Several prominent Democratic senators are backpedaling on their support for abolishing the filibuster in the face of polls showing Republicans may take back both chambers of Congress in November.
Forty-eight Senate Democrats voted in January to eliminate the filibuster to pass elections nationalization legislation, although Joe Manchin of West Virginia and Kyrsten Sinema of Arizona joined with Republicans to save the procedure. Although Democratic Senate nominees Tim Ryan of Ohio, Mandela Barnes of Wisconsin and John Fetterman of Pennsylvania have pledged to blow up the filibuster, polling shows the party is unlikely to have the votes necessary to do so. (RELATED: Manchin Reaffirms Support For The Filibuster As Senate Sets To Vote On Abolishing It)

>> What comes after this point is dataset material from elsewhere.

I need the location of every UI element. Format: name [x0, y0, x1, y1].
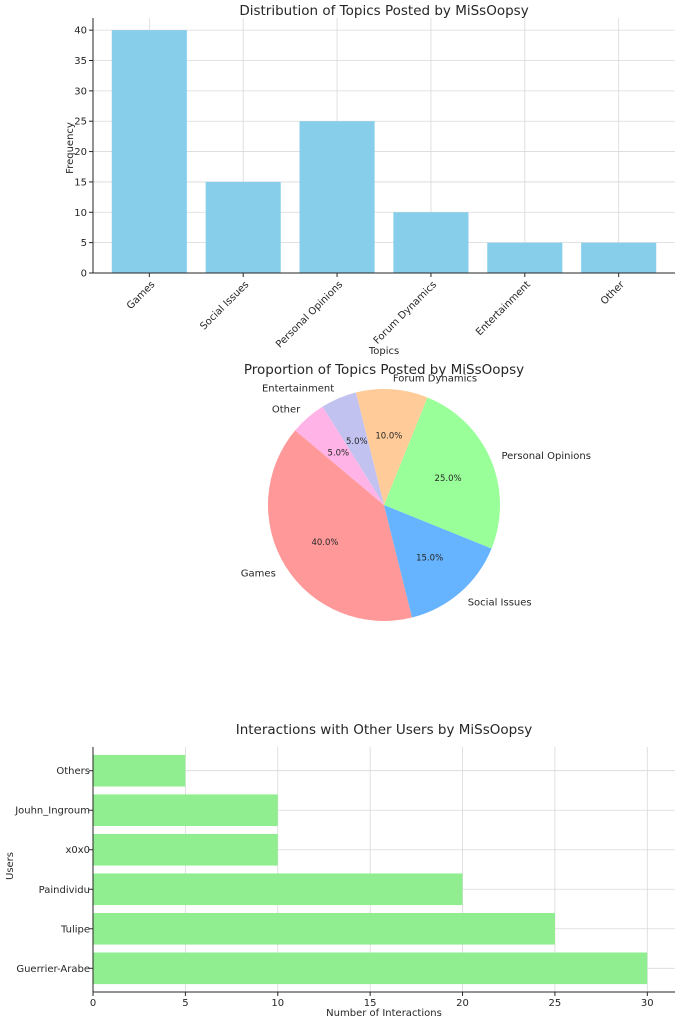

“It doesn’t have the same impact because they’ll kill it over in the House, so it becomes less of a priority,” Democratic Rhode Island Sen. Sheldon Whitehouse told The Washington Post. One of 30 Democratic senators who signed a letter to then-Majority Leader Mitch McConnell urging him to keep the filibuster, Whitehouse later argued his party might need “to find some extraordinary measure” to stop Republican “intransigence.”

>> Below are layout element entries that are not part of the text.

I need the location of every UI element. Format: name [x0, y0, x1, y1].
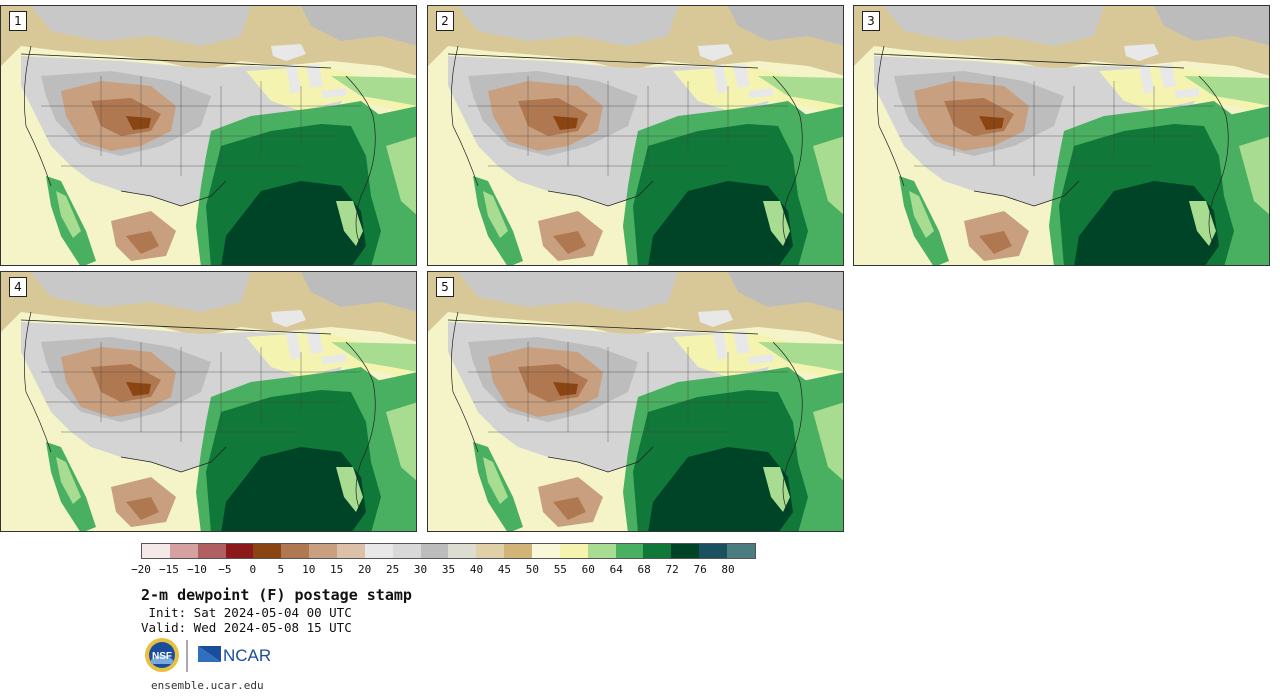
panel-number-5: 5 — [436, 277, 454, 297]
map-panel-4: 4 — [0, 271, 417, 532]
colorbar-swatch-21 — [727, 544, 755, 558]
colorbar-swatch-3 — [225, 544, 254, 558]
colorbar-ticks: −20 −15 −10 −5 0 5 10 15 20 25 30 35 40 45 50 55 60 64 68 7… — [131, 563, 756, 577]
nsf-logo: NSF — [145, 638, 179, 672]
colorbar-tick-label: −5 — [218, 563, 232, 576]
colorbar-tick-label: 55 — [553, 563, 567, 576]
colorbar-tick-label: 35 — [441, 563, 456, 576]
colorbar-tick-label: 64 — [609, 563, 623, 576]
colorbar-swatch-13 — [504, 544, 533, 558]
map-panel-1: 1 — [0, 5, 417, 266]
colorbar-tick-label: −15 — [159, 563, 179, 576]
colorbar-tick-label: −10 — [186, 563, 207, 576]
ncar-logo: NCAR — [198, 646, 271, 665]
valid-time: Valid: Wed 2024-05-08 15 UTC — [141, 620, 352, 635]
colorbar-tick-label: 68 — [637, 563, 651, 576]
colorbar-swatch-17 — [615, 544, 644, 558]
colorbar-tick-label: 10 — [302, 563, 316, 576]
colorbar-swatch-18 — [643, 544, 672, 558]
colorbar-tick-label: 76 — [693, 563, 707, 576]
map-panel-3: 3 — [853, 5, 1270, 266]
site-url: ensemble.ucar.edu — [151, 679, 264, 692]
colorbar-swatch-14 — [532, 544, 560, 558]
panel-number-4: 4 — [9, 277, 27, 297]
colorbar-tick-label: 60 — [581, 563, 595, 576]
colorbar-swatch-20 — [699, 544, 728, 558]
colorbar-swatch-5 — [281, 544, 310, 558]
colorbar — [141, 543, 756, 559]
nsf-logo-text: NSF — [152, 651, 172, 662]
colorbar-tick-label: 25 — [385, 563, 400, 576]
dewpoint-map-4 — [1, 272, 416, 531]
dewpoint-map-3 — [854, 6, 1269, 265]
map-panel-5: 5 — [427, 271, 844, 532]
colorbar-swatch-16 — [587, 544, 616, 558]
colorbar-swatch-4 — [253, 544, 282, 558]
colorbar-swatch-10 — [420, 544, 449, 558]
colorbar-tick-label: −20 — [131, 563, 151, 576]
colorbar-tick-label: 20 — [358, 563, 372, 576]
colorbar-swatch-12 — [476, 544, 505, 558]
colorbar-tick-label: 30 — [413, 563, 428, 576]
colorbar-swatch-8 — [364, 544, 393, 558]
colorbar-swatch-11 — [448, 544, 477, 558]
chart-title: 2-m dewpoint (F) postage stamp — [141, 586, 412, 604]
panel-number-1: 1 — [9, 11, 27, 31]
colorbar-tick-label: 15 — [330, 563, 344, 576]
dewpoint-map-2 — [428, 6, 843, 265]
colorbar-swatch-19 — [671, 544, 700, 558]
panel-number-3: 3 — [862, 11, 880, 31]
colorbar-swatch-2 — [197, 544, 226, 558]
colorbar-swatch-0 — [142, 544, 170, 558]
ncar-logo-text: NCAR — [223, 646, 271, 665]
colorbar-tick-label: 45 — [497, 563, 512, 576]
colorbar-swatch-7 — [337, 544, 365, 558]
logos: NSF NCAR — [145, 638, 271, 672]
colorbar-tick-label: 72 — [665, 563, 679, 576]
colorbar-swatch-1 — [169, 544, 198, 558]
dewpoint-map-5 — [428, 272, 843, 531]
colorbar-swatch-9 — [392, 544, 421, 558]
colorbar-tick-label: 5 — [277, 563, 285, 576]
colorbar-tick-label: 40 — [469, 563, 484, 576]
map-panel-2: 2 — [427, 5, 844, 266]
init-time: Init: Sat 2024-05-04 00 UTC — [141, 605, 352, 620]
colorbar-swatch-6 — [309, 544, 338, 558]
dewpoint-map-1 — [1, 6, 416, 265]
colorbar-tick-label: 50 — [525, 563, 539, 576]
colorbar-tick-label: 80 — [721, 563, 735, 576]
panel-number-2: 2 — [436, 11, 454, 31]
colorbar-tick-label: 0 — [249, 563, 257, 576]
colorbar-swatch-15 — [559, 544, 588, 558]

“I think it’s a good thing to do but less of a priority,” Whitehouse added.
Here’s the last page, plus a roll-call of who signed the letter – including Amy Klobuchar, Cory Booker, Kirsten Gillibrand and…Kamala Harris. pic.twitter.com/HxqExdONxp
— Christian Schneider (@Schneider_CM) January 19, 2022
Democratic Wisconsin Sen. Tammy Baldwin added that eliminating the filibuster is a “moot point” if Republicans take control, and that she would continue to work across the aisle to pass a bill affirming the legality of gay marriage.

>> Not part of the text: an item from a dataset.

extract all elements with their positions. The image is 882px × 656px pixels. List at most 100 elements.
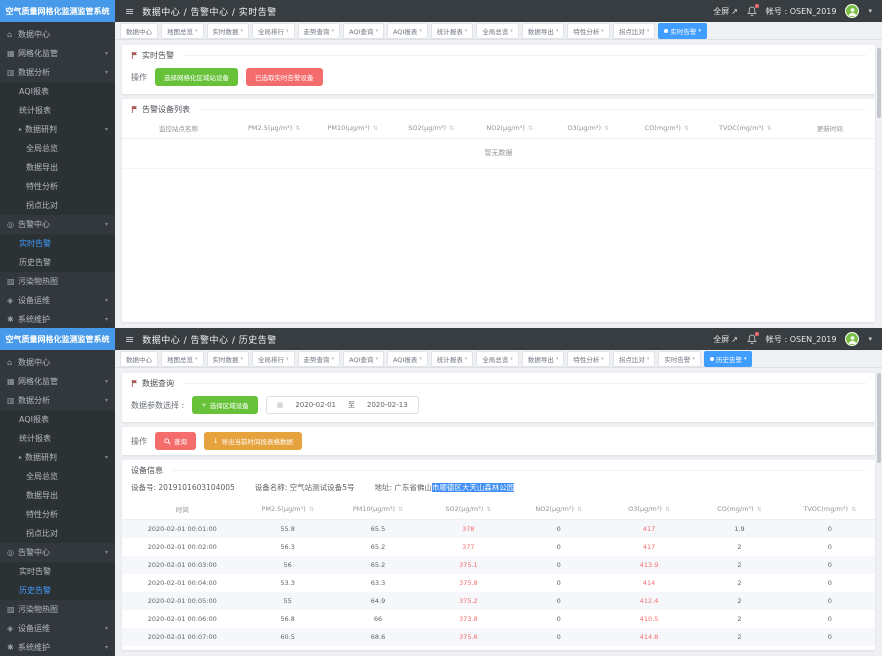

Arizona Sen. Mark Kelly, one of the last Democrats to come out in favor of blowing up the filibuster, appeared to walk back his support for ending the procedure. He will “take a look at any proposed changes and make a decision based on what’s in the best interest of Arizona and the country,” he told The Washington Post.
In addition to close polls in swing states Pennsylvania and Georgia, Republican challengers have seen tightening numbers in Colorado and New Hampshire. Democrats have a 55% chance to maintain control of the Senate, according to FiveThirtyEight, down from a 69% chance in late September.